The basic tech solution is pattern analysis. Since the most common video is digital, it's possible to translate the video into numbers, and then analyze those numbers. Government security organizations have been doing this for some time but after the fact. It's one thing to have a bunch of computers analyze satellite photos for a week, to see if there was anything useful there. It's quite another matter to do it in real time. But computers have gotten faster, cheaper, and smaller in the last few years, and programmers have kept coming up with more efficient algorithms for analyzing the digital images. Commercial firms already have software on the market that will analyze, in real time, video and alert a human operator if someone, or something (you are looking for), appears to be there.
The real time analysis software is rapidly evolving. You don't hear much about it because if the enemy knows the details of how it works, they can develop moves that will deceive it (or, to be more accurate, make the pattern analysis less accurate). Already this software is being used as an adjunct to human observers and gradually taking over. There will always be a human in the loop, to confirm what the software believes it has found.

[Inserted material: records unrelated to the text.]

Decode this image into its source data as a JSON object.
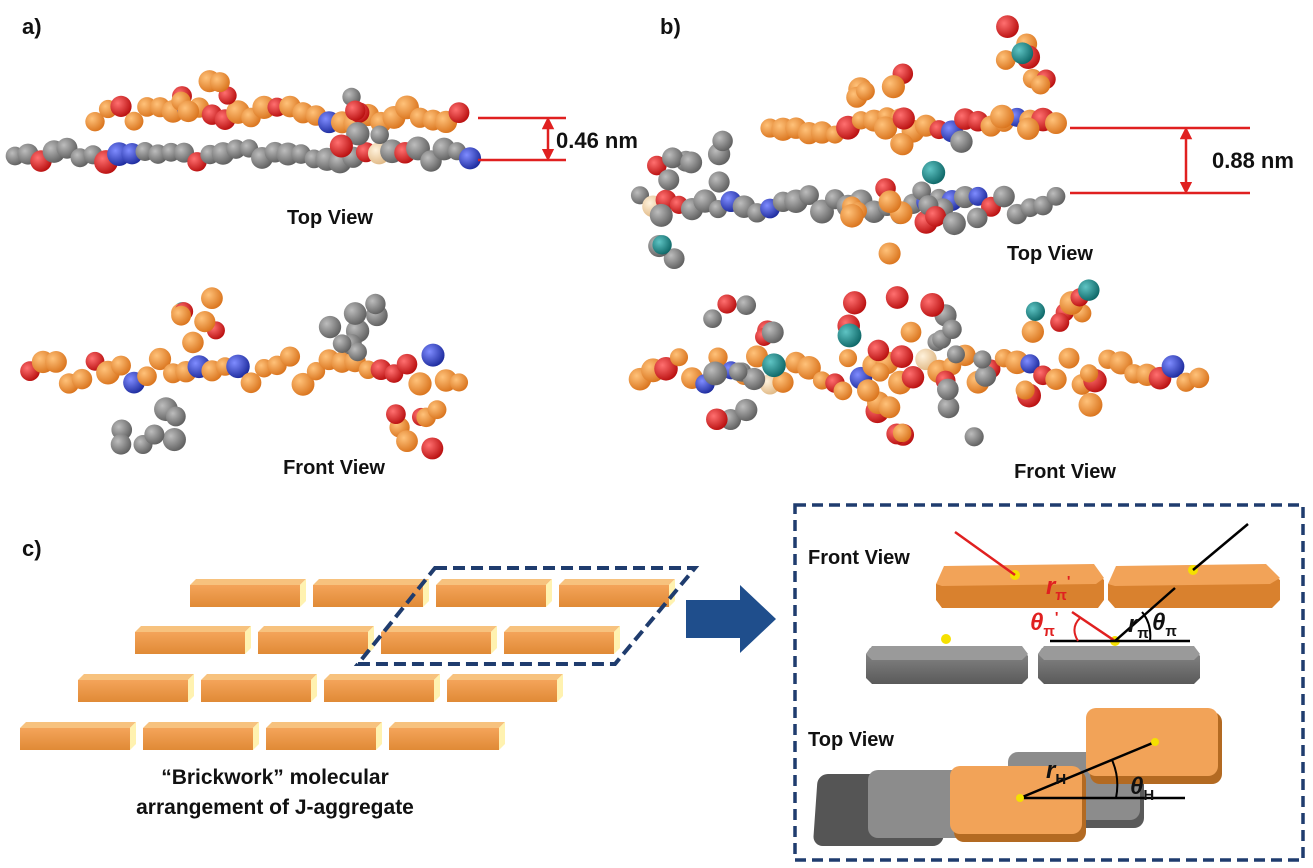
{
  "panels": {
    "a": {
      "label": "a)",
      "spacing": "0.46 nm",
      "top_view": "Top View",
      "front_view": "Front View"
    },
    "b": {
      "label": "b)",
      "spacing": "0.88 nm",
      "top_view": "Top View",
      "front_view": "Front View"
    },
    "c": {
      "label": "c)",
      "caption": [
        "“Brickwork” molecular",
        "arrangement of J-aggregate"
      ],
      "inset": {
        "front_view": "Front View",
        "top_view": "Top View",
        "r_pi_prime": {
          "symbol": "r",
          "sub": "π",
          "prime": "'"
        },
        "r_pi": {
          "symbol": "r",
          "sub": "π"
        },
        "theta_pi_prime": {
          "symbol": "θ",
          "sub": "π",
          "prime": "'"
        },
        "theta_pi": {
          "symbol": "θ",
          "sub": "π"
        },
        "r_h": {
          "symbol": "r",
          "sub": "H"
        },
        "theta_h": {
          "symbol": "θ",
          "sub": "H"
        }
      }
    }
  }
}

The new systems possible because of the GeoInt Accelerator/Tesla combination allows older video to be scanned faster than real time, allowing a lot of valuable information to be extracted from video taken years ago.

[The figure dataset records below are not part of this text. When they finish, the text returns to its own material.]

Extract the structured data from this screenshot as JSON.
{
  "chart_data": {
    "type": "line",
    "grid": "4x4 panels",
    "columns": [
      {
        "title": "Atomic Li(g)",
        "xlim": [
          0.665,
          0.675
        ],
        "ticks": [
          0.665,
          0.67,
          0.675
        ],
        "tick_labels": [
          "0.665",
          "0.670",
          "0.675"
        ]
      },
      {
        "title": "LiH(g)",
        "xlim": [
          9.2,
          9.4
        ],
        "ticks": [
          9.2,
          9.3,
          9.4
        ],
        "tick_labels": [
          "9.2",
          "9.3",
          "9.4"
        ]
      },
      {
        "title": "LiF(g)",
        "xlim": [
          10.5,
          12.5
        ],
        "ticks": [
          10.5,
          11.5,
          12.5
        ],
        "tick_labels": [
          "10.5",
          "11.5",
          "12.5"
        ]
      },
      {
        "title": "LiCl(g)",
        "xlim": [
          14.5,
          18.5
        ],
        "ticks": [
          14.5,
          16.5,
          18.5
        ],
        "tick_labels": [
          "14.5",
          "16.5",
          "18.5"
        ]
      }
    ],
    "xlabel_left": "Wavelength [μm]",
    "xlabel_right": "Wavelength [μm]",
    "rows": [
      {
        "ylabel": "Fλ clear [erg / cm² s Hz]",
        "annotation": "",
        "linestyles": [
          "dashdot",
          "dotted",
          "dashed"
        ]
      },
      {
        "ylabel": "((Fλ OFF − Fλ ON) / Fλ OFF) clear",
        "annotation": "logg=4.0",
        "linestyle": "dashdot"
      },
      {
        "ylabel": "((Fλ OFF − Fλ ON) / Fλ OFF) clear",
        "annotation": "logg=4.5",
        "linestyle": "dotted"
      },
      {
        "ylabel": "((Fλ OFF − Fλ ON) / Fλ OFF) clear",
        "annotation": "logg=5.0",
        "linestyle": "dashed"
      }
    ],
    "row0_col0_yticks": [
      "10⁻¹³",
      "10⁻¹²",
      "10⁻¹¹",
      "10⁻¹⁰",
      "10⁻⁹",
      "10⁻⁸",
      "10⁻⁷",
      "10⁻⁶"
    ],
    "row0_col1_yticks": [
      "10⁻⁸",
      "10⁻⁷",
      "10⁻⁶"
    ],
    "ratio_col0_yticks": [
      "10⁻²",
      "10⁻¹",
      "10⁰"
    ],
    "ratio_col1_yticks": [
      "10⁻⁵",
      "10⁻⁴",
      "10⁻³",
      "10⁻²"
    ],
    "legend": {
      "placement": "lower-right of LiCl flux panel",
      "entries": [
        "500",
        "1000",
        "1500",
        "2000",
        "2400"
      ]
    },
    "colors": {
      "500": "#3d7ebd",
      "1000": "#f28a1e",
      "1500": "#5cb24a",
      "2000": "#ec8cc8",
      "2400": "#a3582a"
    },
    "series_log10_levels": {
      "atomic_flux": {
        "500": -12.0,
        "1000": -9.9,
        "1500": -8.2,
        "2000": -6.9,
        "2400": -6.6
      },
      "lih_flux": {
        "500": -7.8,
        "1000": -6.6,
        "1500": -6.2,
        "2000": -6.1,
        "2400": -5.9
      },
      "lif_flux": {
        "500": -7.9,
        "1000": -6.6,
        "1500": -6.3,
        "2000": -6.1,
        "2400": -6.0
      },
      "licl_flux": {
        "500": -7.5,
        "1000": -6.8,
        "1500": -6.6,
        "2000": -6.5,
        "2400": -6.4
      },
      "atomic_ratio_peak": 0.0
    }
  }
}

The proliferation of video cameras on the battlefield (in UAVs, ground robots, and for base security) has provided a huge library of images that show bad guys doing what bad guys do. This can range from moving around carrying weapons, to using those weapons, to the particular driving patterns of people up to no good. This is a unique resource, and the U.S. Department of Defense has put together a library of these images. This is similar to older still pictures libraries, which were eventually used by pattern recognition software to let machines examine the millions of images digital photo satellites began producing decades ago. The basic problem was that there were soon too many pictures for human analysts to examine. Computers had to do much of the work or else most of the images would go unexamined. This technology was quickly adapted to the kind of combat encountered in Iraq and Afghanistan and terrorist operations in general.